Hij zou sterven in Berg und Tal bij Kleef, maar voordat het zover was ontwierp hij zijn eigen grafmonument. Desondanks zou hij uiteindelijk worden bijgezet in Siegen.

Op een heiige voorjaarsavond jaag ik de BMW naar de oostzijde van de stad. Het landschap wordt er tegenwoordig “Arcadisch” genoemd. Welnu, bossen, bouwland en parken gaan in elkaar over, op de grens tussen de stuwwallen en de uitgestrekte kleigronden. Zijn wij niet allen in Arcadië geboren?

Tussen de Papenberg en de stad ligt de rechthoekig verkavelde vlakte die “De Galleien” wordt genoemd, een merkwaardige verbastering van “Alleeën”, lanen die Maurits liet aanleggen om doorheen te banjeren, met zicht op de Zwanenburcht.

Aan de voet van die kleine berg vinden we dan zijn lege graf. Het is tamelijk lelijk en vrij, eh, Duits…

De tombe van Johannes Mauritius Nassaviae Princeps Comes Ducatus Clivensis Prinicipatus Minden. De paaltjes zijn inderdaad kanonslopen.

Maurits was een groot man. Hij was een kenner van de klassieke oudheid. Daarbij was hij ruimdenkend en ruimhartig. Hoewel overtuigd calvinist gaf hij het katholicisme in de streek alle ruimte die het nodig had.

In zijn monument verwerkte hij Romeinse opgravingen uit de streek: reliëfs en amforen. Ook hij was slechts een schakel in een lange reeks historische gebeurtenissen die de mensheid (hopelijk) vooruit zouden helpen.

Tijdens de Hollandse Oorlog toonden de Fransen veel respect voor hem. Kleef werd gespaard. Deels dankzij de politiek van Frederik Willem, maar ongetwijfeld ook dankzij de persoon van Maurits van Nassau.
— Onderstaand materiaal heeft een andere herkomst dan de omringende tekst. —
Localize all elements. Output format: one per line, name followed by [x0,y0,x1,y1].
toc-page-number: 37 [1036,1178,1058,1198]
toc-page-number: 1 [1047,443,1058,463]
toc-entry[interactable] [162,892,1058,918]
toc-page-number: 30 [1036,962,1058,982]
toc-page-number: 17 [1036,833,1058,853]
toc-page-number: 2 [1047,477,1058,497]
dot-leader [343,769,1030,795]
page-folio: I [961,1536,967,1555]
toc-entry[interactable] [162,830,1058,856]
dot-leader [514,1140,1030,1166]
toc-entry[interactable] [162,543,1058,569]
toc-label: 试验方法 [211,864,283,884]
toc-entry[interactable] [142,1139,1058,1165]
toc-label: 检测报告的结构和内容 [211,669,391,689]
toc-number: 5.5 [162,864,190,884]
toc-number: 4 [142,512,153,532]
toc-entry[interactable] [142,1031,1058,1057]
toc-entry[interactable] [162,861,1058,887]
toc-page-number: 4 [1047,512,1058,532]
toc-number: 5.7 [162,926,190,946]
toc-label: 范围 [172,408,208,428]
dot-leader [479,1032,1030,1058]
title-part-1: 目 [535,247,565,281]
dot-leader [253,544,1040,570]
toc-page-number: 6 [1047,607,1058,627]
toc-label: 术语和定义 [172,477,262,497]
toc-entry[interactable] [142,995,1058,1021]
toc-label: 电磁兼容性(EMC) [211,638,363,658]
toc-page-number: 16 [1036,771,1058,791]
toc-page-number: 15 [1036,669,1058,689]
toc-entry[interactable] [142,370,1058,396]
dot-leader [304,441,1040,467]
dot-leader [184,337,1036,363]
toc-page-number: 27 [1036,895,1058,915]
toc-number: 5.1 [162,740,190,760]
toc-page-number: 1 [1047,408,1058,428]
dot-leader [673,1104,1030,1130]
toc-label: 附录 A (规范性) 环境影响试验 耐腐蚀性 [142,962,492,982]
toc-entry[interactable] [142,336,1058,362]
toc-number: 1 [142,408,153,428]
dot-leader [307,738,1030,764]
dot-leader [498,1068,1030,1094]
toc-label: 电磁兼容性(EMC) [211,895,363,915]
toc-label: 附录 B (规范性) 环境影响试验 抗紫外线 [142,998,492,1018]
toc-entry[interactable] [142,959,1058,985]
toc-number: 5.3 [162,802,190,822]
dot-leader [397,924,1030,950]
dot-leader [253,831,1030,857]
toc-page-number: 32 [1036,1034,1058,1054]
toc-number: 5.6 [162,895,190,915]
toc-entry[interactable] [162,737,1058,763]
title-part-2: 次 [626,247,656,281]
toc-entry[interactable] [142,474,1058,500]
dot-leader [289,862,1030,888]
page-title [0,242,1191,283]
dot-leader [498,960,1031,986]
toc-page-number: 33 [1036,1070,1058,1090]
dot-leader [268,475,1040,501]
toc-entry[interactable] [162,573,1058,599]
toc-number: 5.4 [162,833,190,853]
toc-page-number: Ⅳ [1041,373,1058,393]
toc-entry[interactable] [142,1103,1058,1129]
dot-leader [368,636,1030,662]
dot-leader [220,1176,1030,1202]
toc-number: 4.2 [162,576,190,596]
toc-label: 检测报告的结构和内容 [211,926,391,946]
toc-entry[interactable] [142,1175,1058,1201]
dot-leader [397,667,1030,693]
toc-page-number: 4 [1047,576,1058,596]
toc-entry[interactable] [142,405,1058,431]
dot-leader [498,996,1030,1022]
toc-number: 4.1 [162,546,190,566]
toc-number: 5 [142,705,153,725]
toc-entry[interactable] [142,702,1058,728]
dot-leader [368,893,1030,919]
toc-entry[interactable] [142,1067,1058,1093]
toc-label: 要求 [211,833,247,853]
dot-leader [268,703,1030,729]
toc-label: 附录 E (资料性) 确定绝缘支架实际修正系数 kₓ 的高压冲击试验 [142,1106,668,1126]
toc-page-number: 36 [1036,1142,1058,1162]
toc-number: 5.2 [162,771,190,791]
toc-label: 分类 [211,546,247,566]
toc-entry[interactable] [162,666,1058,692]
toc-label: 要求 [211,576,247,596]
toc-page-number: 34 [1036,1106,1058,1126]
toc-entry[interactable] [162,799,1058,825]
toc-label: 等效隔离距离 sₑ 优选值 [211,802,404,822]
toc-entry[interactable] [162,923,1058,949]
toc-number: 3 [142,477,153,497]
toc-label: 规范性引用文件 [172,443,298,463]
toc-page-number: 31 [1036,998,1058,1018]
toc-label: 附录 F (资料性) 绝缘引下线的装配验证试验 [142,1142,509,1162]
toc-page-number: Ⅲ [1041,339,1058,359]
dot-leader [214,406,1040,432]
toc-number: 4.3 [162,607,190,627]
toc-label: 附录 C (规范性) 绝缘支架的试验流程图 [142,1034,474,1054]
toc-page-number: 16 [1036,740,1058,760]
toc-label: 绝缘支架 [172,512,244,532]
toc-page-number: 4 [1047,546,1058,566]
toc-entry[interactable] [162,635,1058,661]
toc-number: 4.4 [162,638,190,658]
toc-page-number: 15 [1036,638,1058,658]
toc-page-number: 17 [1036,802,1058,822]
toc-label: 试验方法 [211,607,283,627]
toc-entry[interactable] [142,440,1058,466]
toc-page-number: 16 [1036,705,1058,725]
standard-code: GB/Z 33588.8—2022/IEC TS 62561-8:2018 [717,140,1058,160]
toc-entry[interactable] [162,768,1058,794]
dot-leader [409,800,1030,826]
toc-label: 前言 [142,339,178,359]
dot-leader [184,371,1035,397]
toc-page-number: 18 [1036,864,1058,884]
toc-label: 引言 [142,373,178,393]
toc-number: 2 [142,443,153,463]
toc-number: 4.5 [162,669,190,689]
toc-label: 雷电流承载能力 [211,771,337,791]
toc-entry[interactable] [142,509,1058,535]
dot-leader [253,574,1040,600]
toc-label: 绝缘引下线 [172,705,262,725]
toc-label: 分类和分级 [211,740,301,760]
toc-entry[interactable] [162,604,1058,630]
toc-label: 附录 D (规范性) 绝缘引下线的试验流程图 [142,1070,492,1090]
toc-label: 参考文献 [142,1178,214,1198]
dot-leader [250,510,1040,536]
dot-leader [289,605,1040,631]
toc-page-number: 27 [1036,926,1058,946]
Na zijn dood leed zijn monument onder vernielingen, zeker ook in de Napoleontische tijd, totdat de prefect besloot het in bescherming te nemen. Een gedenksteen voor Maurice de Nassau getuigt ervan.

In het zevende regeringsjaar van Napoleon, 1811, ondertekend door minister Montalivet, baron Ladoucette, prefect Gruat en burgemeester Schacht.

Alles wat je ziet is nep. De Romeinse objecten, de zeventiende-eeuwse gietijzeren kelken, ze zijn ondergebracht in musea en vervangen door reproducties.

Wat echt is, is de geest die er rondhangt. De Romeinse weg, Drusus, Trajanus, Maurits, de pelgrims op weg naar Santiago, de historie die je onder je voeten hebt als je hier staat. Op de paal onder het bord is een sticker geplakt met de gestileerde Sint-Jakobsschelp. We staan hier op een tak van de Camino.

Twee jongemannen van in de twintig verlaten de weg die door Berg und Tal loopt en komen op me af.

“Suchst du Tumba, die letzte Residenz?”
Nou ja, ik sta voor een tombe die één van de groten der aarde voor zichzelf had bedoeld als laatste residentie, maar ik geloof niet dat ik echt wat zoek. Vooral het zo ongebruikelijke “du” verbaast me nogal. Dat zeggen ze hier niet tegen mijmerende heren met een hoed.

“Ah, du weisst überhaupt nicht wovon ich rede!” Nee, op dat moment heb ik geen idee, maar het gaat natuurlijk over een nieuwe rage: geocaching.